Los de las películas, esos si que se lo pasaban bien. En cambio, él...Leyendo libro tras libro, página tras página de prosa insufriblemente mediocre. Siempre en busca de lo inaceptable, de lo escandaloso, de lo blasfemo, de lo inconveniente...Pero rara vez lo encontraba.

Tomó el siguiente original en espera a aprobación: "Las Aventuras de Manolito y sus Amiguitos" por Paquita Méndez-Gaila Martín. ¿De verdad alguien en su sano juicio podía pensar que ese libro iba a contener algo inapropiado? ¿Realmente hacía falto leerlo? La respuesta era sí. Órdenes estrictas de los más alto, aquí no se publica nada sin censura previa.
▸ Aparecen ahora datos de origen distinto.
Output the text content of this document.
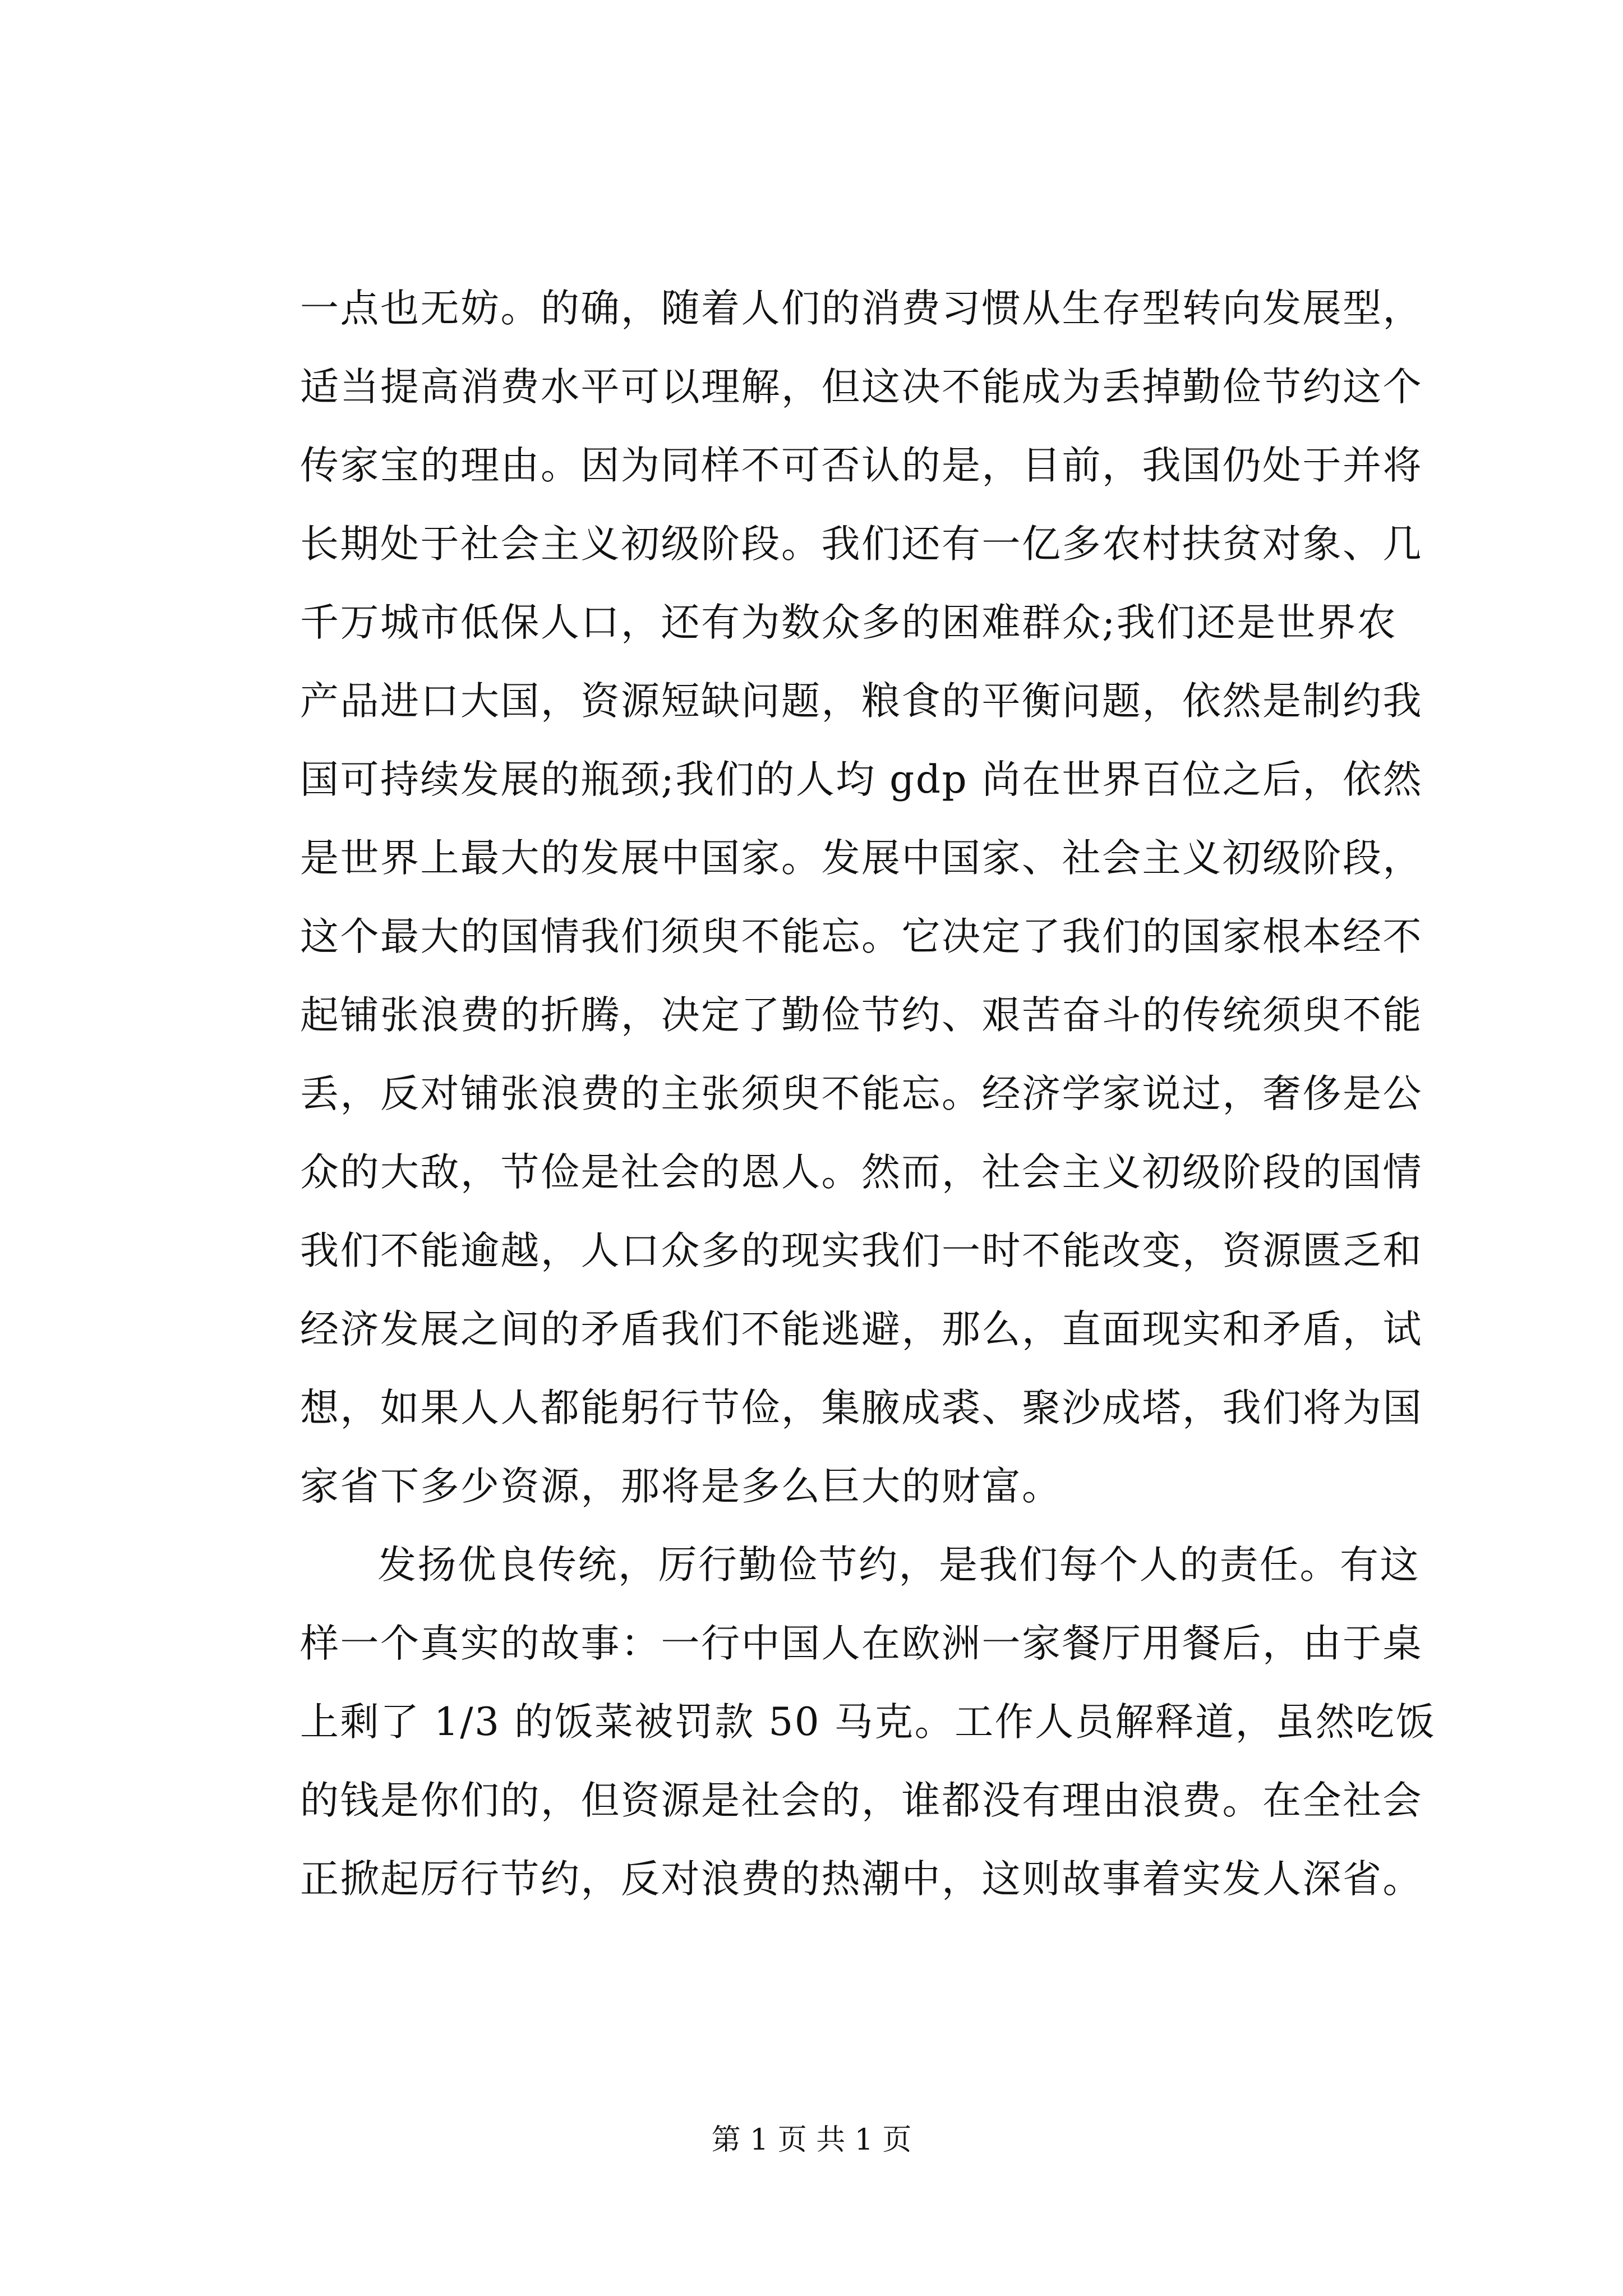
一点也无妨。的确，随着人们的消费习惯从生存型转向发展型，
适当提高消费水平可以理解，但这决不能成为丢掉勤俭节约这个
传家宝的理由。因为同样不可否认的是，目前，我国仍处于并将
长期处于社会主义初级阶段。我们还有一亿多农村扶贫对象、几
千万城市低保人口，还有为数众多的困难群众;我们还是世界农
产品进口大国，资源短缺问题，粮食的平衡问题，依然是制约我
国可持续发展的瓶颈;我们的人均 gdp 尚在世界百位之后，依然
是世界上最大的发展中国家。发展中国家、社会主义初级阶段，
这个最大的国情我们须臾不能忘。它决定了我们的国家根本经不
起铺张浪费的折腾，决定了勤俭节约、艰苦奋斗的传统须臾不能
丢，反对铺张浪费的主张须臾不能忘。经济学家说过，奢侈是公
众的大敌，节俭是社会的恩人。然而，社会主义初级阶段的国情
我们不能逾越，人口众多的现实我们一时不能改变，资源匮乏和
经济发展之间的矛盾我们不能逃避，那么，直面现实和矛盾，试
想，如果人人都能躬行节俭，集腋成裘、聚沙成塔，我们将为国
家省下多少资源，那将是多么巨大的财富。
发扬优良传统，厉行勤俭节约，是我们每个人的责任。有这
样一个真实的故事：一行中国人在欧洲一家餐厅用餐后，由于桌
上剩了 1/3 的饭菜被罚款 50 马克。工作人员解释道，虽然吃饭
的钱是你们的，但资源是社会的，谁都没有理由浪费。在全社会
正掀起厉行节约，反对浪费的热潮中，这则故事着实发人深省。
第 1 页 共 1 页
231 páginas después, Manolito y sus Amiguitos estaban sanos y salvos en casa, después de haber vivido mil y una peripecias (blancas y totalmente inocentes) en una África de opereta y cartón piedra (con tigres incluidos) y él estaba harto.
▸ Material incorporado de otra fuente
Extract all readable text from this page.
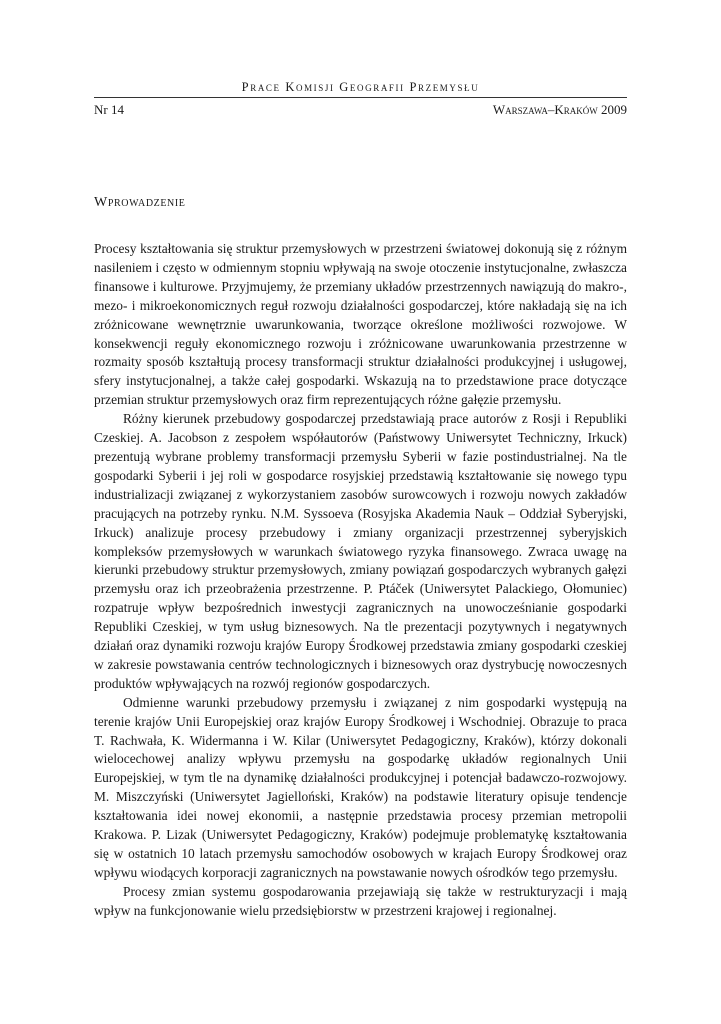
Prace Komisji Geografii Przemysłu
Nr 14	Warszawa–Kraków 2009
Wprowadzenie

Procesy kształtowania się struktur przemysłowych w przestrzeni światowej dokonują się z różnym nasileniem i często w odmiennym stopniu wpływają na swoje otoczenie instytucjonalne, zwłaszcza finansowe i kulturowe. Przyjmujemy, że przemiany układów przestrzennych nawiązują do makro-, mezo- i mikroekonomicznych reguł rozwoju działalności gospodarczej, które nakładają się na ich zróżnicowane wewnętrznie uwarunkowania, tworzące określone możliwości rozwojowe. W konsekwencji reguły ekonomicznego rozwoju i zróżnicowane uwarunkowania przestrzenne w rozmaity sposób kształtują procesy transformacji struktur działalności produkcyjnej i usługowej, sfery instytucjonalnej, a także całej gospodarki. Wskazują na to przedstawione prace dotyczące przemian struktur przemysłowych oraz firm reprezentujących różne gałęzie przemysłu.

Różny kierunek przebudowy gospodarczej przedstawiają prace autorów z Rosji i Republiki Czeskiej. A. Jacobson z zespołem współautorów (Państwowy Uniwersytet Techniczny, Irkuck) prezentują wybrane problemy transformacji przemysłu Syberii w fazie postindustrialnej. Na tle gospodarki Syberii i jej roli w gospodarce rosyjskiej przedstawią kształtowanie się nowego typu industrializacji związanej z wykorzystaniem zasobów surowcowych i rozwoju nowych zakładów pracujących na potrzeby rynku. N.M. Syssoeva (Rosyjska Akademia Nauk – Oddział Syberyjski, Irkuck) analizuje procesy przebudowy i zmiany organizacji przestrzennej syberyjskich kompleksów przemysłowych w warunkach światowego ryzyka finansowego. Zwraca uwagę na kierunki przebudowy struktur przemysłowych, zmiany powiązań gospodarczych wybranych gałęzi przemysłu oraz ich przeobrażenia przestrzenne. P. Ptáček (Uniwersytet Palackiego, Ołomuniec) rozpatruje wpływ bezpośrednich inwestycji zagranicznych na unowocześnianie gospodarki Republiki Czeskiej, w tym usług biznesowych. Na tle prezentacji pozytywnych i negatywnych działań oraz dynamiki rozwoju krajów Europy Środkowej przedstawia zmiany gospodarki czeskiej w zakresie powstawania centrów technologicznych i biznesowych oraz dystrybucję nowoczesnych produktów wpływających na rozwój regionów gospodarczych.

Odmienne warunki przebudowy przemysłu i związanej z nim gospodarki występują na terenie krajów Unii Europejskiej oraz krajów Europy Środkowej i Wschodniej. Obrazuje to praca T. Rachwała, K. Widermanna i W. Kilar (Uniwersytet Pedagogiczny, Kraków), którzy dokonali wielocechowej analizy wpływu przemysłu na gospodarkę układów regionalnych Unii Europejskiej, w tym tle na dynamikę działalności produkcyjnej i potencjał badawczo-rozwojowy. M. Miszczyński (Uniwersytet Jagielloński, Kraków) na podstawie literatury opisuje tendencje kształtowania idei nowej ekonomii, a następnie przedstawia procesy przemian metropolii Krakowa. P. Lizak (Uniwersytet Pedagogiczny, Kraków) podejmuje problematykę kształtowania się w ostatnich 10 latach przemysłu samochodów osobowych w krajach Europy Środkowej oraz wpływu wiodących korporacji zagranicznych na powstawanie nowych ośrodków tego przemysłu.

Procesy zmian systemu gospodarowania przejawiają się także w restrukturyzacji i mają wpływ na funkcjonowanie wielu przedsiębiorstw w przestrzeni krajowej i regionalnej.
Pero no podía parar, siguiente.

"Poemario de Tierra, Sangre y Fuego" por Alberto Díaz Pérez. ¡Cielo Santo, poesía! ¡Ripios a la amada, metáforas pretenciosas, peloteo a los poderosos! No quedaban poetas peligrosos y contestatarios, esos estaban todos fuera.
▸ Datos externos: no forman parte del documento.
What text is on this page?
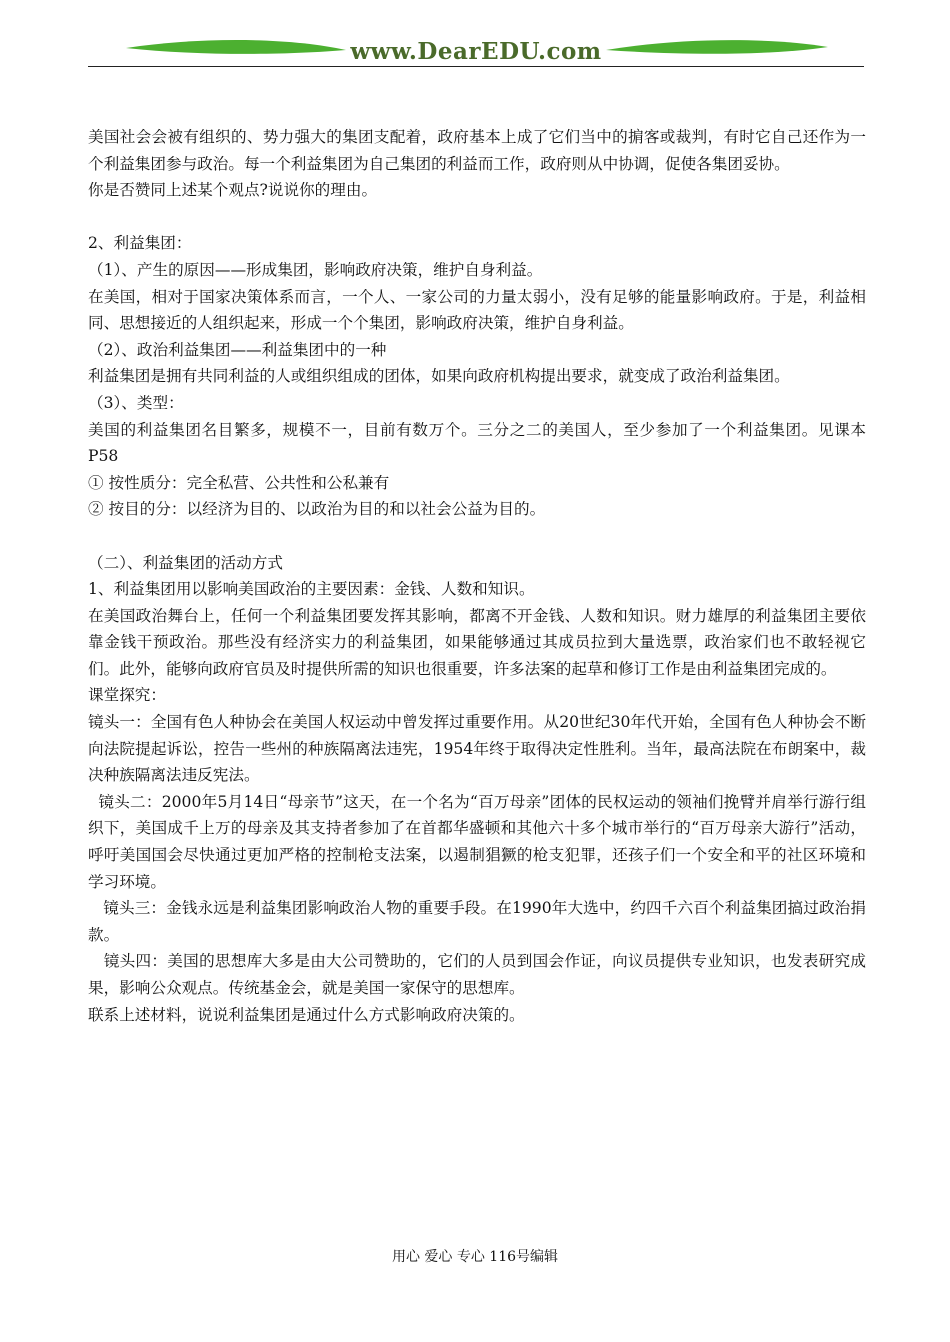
www.DearEDU.com

美国社会会被有组织的、势力强大的集团支配着，政府基本上成了它们当中的掮客或裁判，有时它自己还作为一个利益集团参与政治。每一个利益集团为自己集团的利益而工作，政府则从中协调，促使各集团妥协。

你是否赞同上述某个观点?说说你的理由。

2、利益集团：

（1）、产生的原因——形成集团，影响政府决策，维护自身利益。

在美国，相对于国家决策体系而言，一个人、一家公司的力量太弱小，没有足够的能量影响政府。于是，利益相同、思想接近的人组织起来，形成一个个集团，影响政府决策，维护自身利益。

（2）、政治利益集团——利益集团中的一种

利益集团是拥有共同利益的人或组织组成的团体，如果向政府机构提出要求，就变成了政治利益集团。

（3）、类型：

美国的利益集团名目繁多，规模不一，目前有数万个。三分之二的美国人，至少参加了一个利益集团。见课本P58

① 按性质分：完全私营、公共性和公私兼有

② 按目的分：以经济为目的、以政治为目的和以社会公益为目的。

（二）、利益集团的活动方式

1、利益集团用以影响美国政治的主要因素：金钱、人数和知识。

在美国政治舞台上，任何一个利益集团要发挥其影响，都离不开金钱、人数和知识。财力雄厚的利益集团主要依靠金钱干预政治。那些没有经济实力的利益集团，如果能够通过其成员拉到大量选票，政治家们也不敢轻视它们。此外，能够向政府官员及时提供所需的知识也很重要，许多法案的起草和修订工作是由利益集团完成的。

课堂探究：

镜头一：全国有色人种协会在美国人权运动中曾发挥过重要作用。从20世纪30年代开始，全国有色人种协会不断向法院提起诉讼，控告一些州的种族隔离法违宪，1954年终于取得决定性胜利。当年，最高法院在布朗案中，裁决种族隔离法违反宪法。

镜头二：2000年5月14日“母亲节”这天，在一个名为“百万母亲”团体的民权运动的领袖们挽臂并肩举行游行组织下，美国成千上万的母亲及其支持者参加了在首都华盛顿和其他六十多个城市举行的“百万母亲大游行”活动，呼吁美国国会尽快通过更加严格的控制枪支法案，以遏制猖獗的枪支犯罪，还孩子们一个安全和平的社区环境和学习环境。

镜头三：金钱永远是利益集团影响政治人物的重要手段。在1990年大选中，约四千六百个利益集团搞过政治捐款。

镜头四：美国的思想库大多是由大公司赞助的，它们的人员到国会作证，向议员提供专业知识，也发表研究成果，影响公众观点。传统基金会，就是美国一家保守的思想库。

联系上述材料，说说利益集团是通过什么方式影响政府决策的。

用心 爱心 专心 116号编辑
124 páginas después, apenas quedaban páginas en el original sin uno o varios tachones. Posiblemente, aquello era lo más absolutamente inaceptable que había leído en todos su años como censor.

También lo mejor, de lejos, desde el punto de vista literario. Aquel muchacho escribía pero que muy bien, lástima haber nacido donde había nacido, y que le hubiera dado por hablar sobre ciertos temas (aunque, por otro lado, era en ellos donde de verdad se podía dar rienda suelta al ejercicio del talento literario).

-Señorita, telefonee a la editorial Nuevas Voces y dígales que el texto con referencia....55-23123, es del todo inaceptable y se prohibe íntegramante su publicación.

-Muy bien.

-También dígales que, debido a la sarta de insultos, calumnias, cochinadas y blasfemias que contenía, hemos destruido el original.

-Muy bien.

-Gracias, señorita.

El censor guardó el taco de folios en su armarito privado, ese del que sólo él tenía llave. Por fortuna, los tachones a lapiz rojo habían salido con relativa facilidad.